When my Nana passed away earlier this month, I looked through thousands of photos to put in a memorial slideshow. I found significant comfort in one of them. On Keely's birthday in 2009, what would've been her 2nd birthday, we all wrote messages on a card to her, attached them to balloons and let them sail away to Heaven. Before we released them, though, I photographed them...


"Dear Keely,
I look forward to meeting you in your heavenly home. I know both my sisters are there- Marney & Rusie- to keep you company till I get to join you.
Love, Your Great Nana"

seconds in Heaven...

I haven't been sure where to record this. It's something not well understood and quite often met with skepticism, even from me. There are some things we just aren't meant to know (so says Deut. 29:29) and I consider understanding a direct connection in this physical world to the other side one of those things. I *want* to believe seeing Keely in my dreams is a little visit with her, a glimpse of her. Sometimes it might be, then other times maybe just a dream. All the same, I want to remember them. In the end, I want to remember this so I'm here, recording it.
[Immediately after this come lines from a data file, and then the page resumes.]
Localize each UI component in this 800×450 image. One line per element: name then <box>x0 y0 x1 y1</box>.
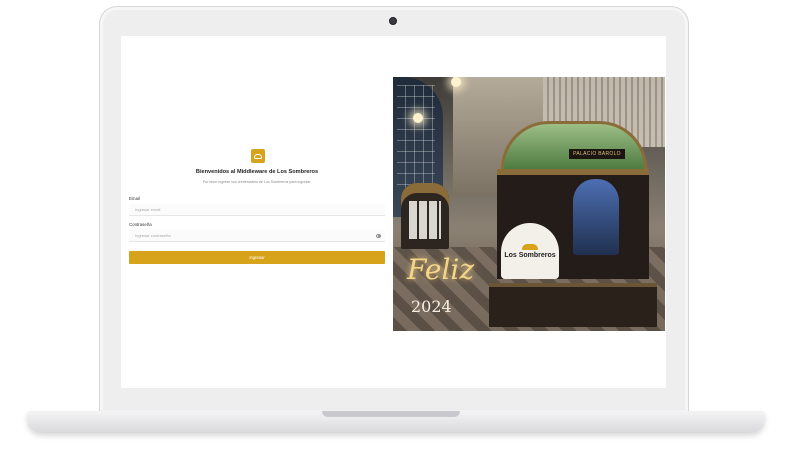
login-button[interactable]: Ingresar <box>129 251 385 264</box>
kiosk-plaque: PALACIO BAROLO <box>569 149 625 159</box>
greeting-text: Feliz <box>407 253 475 286</box>
laptop-notch <box>322 411 460 417</box>
webcam-icon <box>389 17 397 25</box>
kiosk-window <box>573 179 619 255</box>
kiosk-brand-sign: Los Sombreros <box>501 223 559 279</box>
email-field[interactable] <box>135 207 365 212</box>
kiosk-dome <box>501 121 647 173</box>
chandelier-light <box>451 77 461 87</box>
page-subtitle: Por favor ingrese sus credenciales de Lo… <box>202 180 312 184</box>
screen: Bienvenidos al Middleware de Los Sombrer… <box>121 36 666 388</box>
password-field[interactable] <box>135 233 365 238</box>
password-field-wrapper <box>129 230 385 242</box>
page-title: Bienvenidos al Middleware de Los Sombrer… <box>195 169 319 175</box>
password-label: Contraseña <box>129 222 152 227</box>
hat-icon <box>251 149 265 163</box>
eye-icon[interactable] <box>376 234 381 238</box>
brand-name: Los Sombreros <box>504 251 556 259</box>
year-text: 2024 <box>411 297 452 316</box>
email-label: Email <box>129 196 140 201</box>
email-field-wrapper <box>129 204 385 216</box>
hat-icon <box>522 243 538 250</box>
kiosk-base <box>489 283 657 327</box>
lamp-light <box>413 113 423 123</box>
small-kiosk <box>401 183 449 249</box>
hero-image: PALACIO BAROLO Los Sombreros Feliz 2024 <box>393 77 665 331</box>
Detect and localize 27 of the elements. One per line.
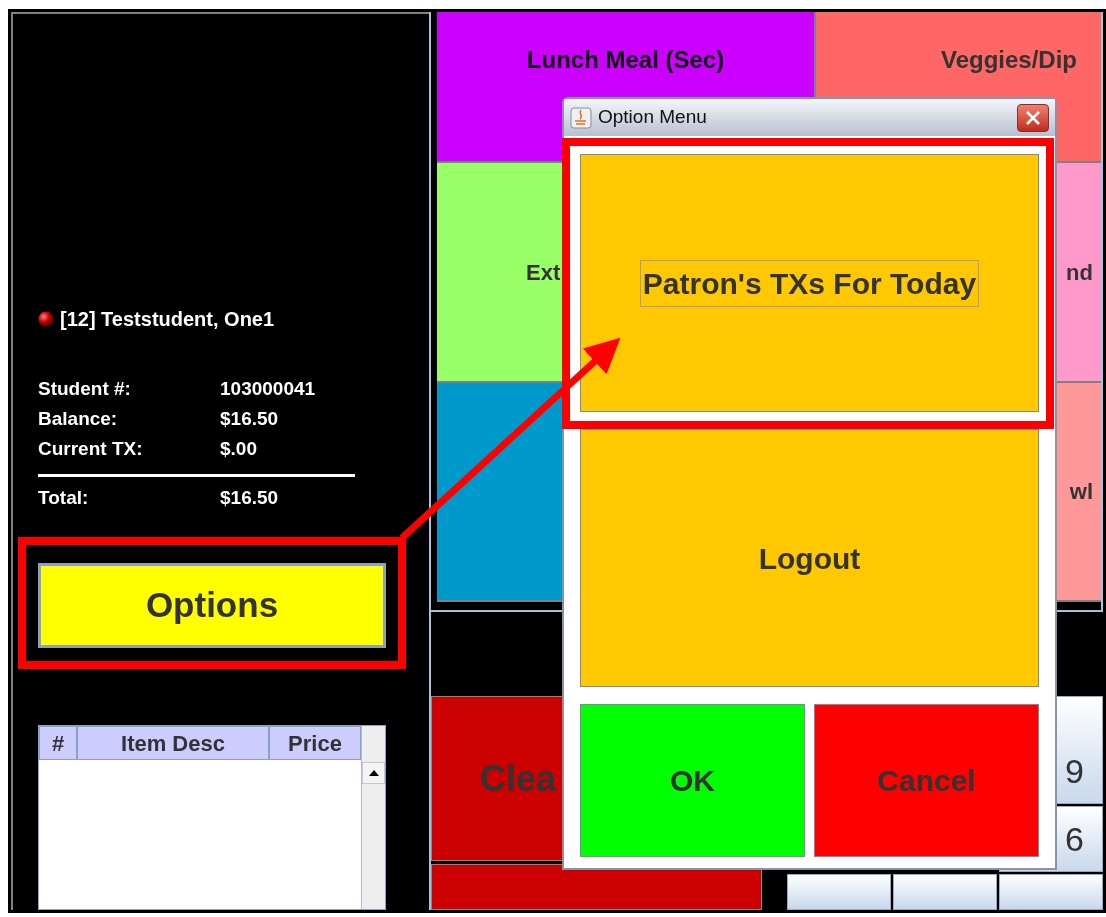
- scroll-up-icon: [368, 770, 379, 776]
- keypad-key[interactable]: [787, 874, 891, 910]
- column-header[interactable]: #: [39, 726, 77, 760]
- total-value: $16.50: [220, 486, 279, 510]
- close-button[interactable]: [1017, 103, 1049, 132]
- student-name: [12] Teststudent, One1: [60, 307, 275, 332]
- info-label: Student #:: [38, 377, 132, 401]
- action-tile[interactable]: [431, 864, 762, 910]
- status-dot-icon: [38, 311, 54, 327]
- info-value: $.00: [220, 437, 257, 461]
- info-value: 103000041: [220, 377, 316, 401]
- column-header[interactable]: Price: [269, 726, 361, 760]
- keypad-key[interactable]: [999, 874, 1103, 910]
- app-icon: [570, 106, 592, 129]
- info-value: $16.50: [220, 407, 279, 431]
- info-label: Current TX:: [38, 437, 144, 461]
- window-title: Option Menu: [598, 105, 708, 130]
- info-label: Balance:: [38, 407, 119, 431]
- dialog-button[interactable]: Patron's TXs For Today: [580, 154, 1039, 412]
- total-label: Total:: [38, 486, 90, 510]
- keypad-key[interactable]: [893, 874, 997, 910]
- scrollbar[interactable]: [361, 726, 385, 909]
- column-header[interactable]: Item Desc: [77, 726, 269, 760]
- options-button[interactable]: Options: [38, 563, 386, 648]
- dialog-button[interactable]: OK: [580, 704, 805, 857]
- dialog-button[interactable]: Logout: [580, 429, 1039, 687]
- close-icon: [1025, 109, 1041, 126]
My Nana came to my mother in a dream {if you'll recall, my Nana passed away last month}. She excitedly told her of Heaven, how she wished she'd come sooner; knowing real joy. She also told her to tell me not to say LIVING children anymore {I'll sometimes refer to my living children as that in order to include all of them besides Keely for whatever reason}. She said "Keely's LIVING, really LIVING". It brought on a rush of emotions, not the least of which was chills and gratitude. What a gift to have, even for a moment, a glimpse. Someday we'll understand...


"The secret things belong to the LORD our God, but the things revealed belong to us and to our children forever, that we may follow all the words of this law."

Friday, May 13, 2011

missing more...

Tomorrow it will have been a week since watching my Nana's earthly life end, a week since she met my girl face to face. I feel so lucky to have that link to the other side. Lucky my girl met my Nana on the shore. Lucky my Nana will rock her until I can. So lucky and in a worldly sense, missing so very much. Life can be so short and so long all at once.

Saturday, May 7, 2011

greet your Great Nana at the gates, little girl

Keely greeted my Nana this afternoon on the shore of Heaven. I find myself thinking of my Great Grandmother, Eula. A mother of 5: a stillborn boy, my beloved Marney who died in 1991 at the age of 75, Riley who died in 1927 at the age of 7, Ruth who died in 1986 at the age of 62 and my Nana Helen who passed through the gates today at age 83. For the first time, Eula has all her children together. What a joyful reunion it must be.


"when the saints get to Heaven, what a day of rejoicing that will be."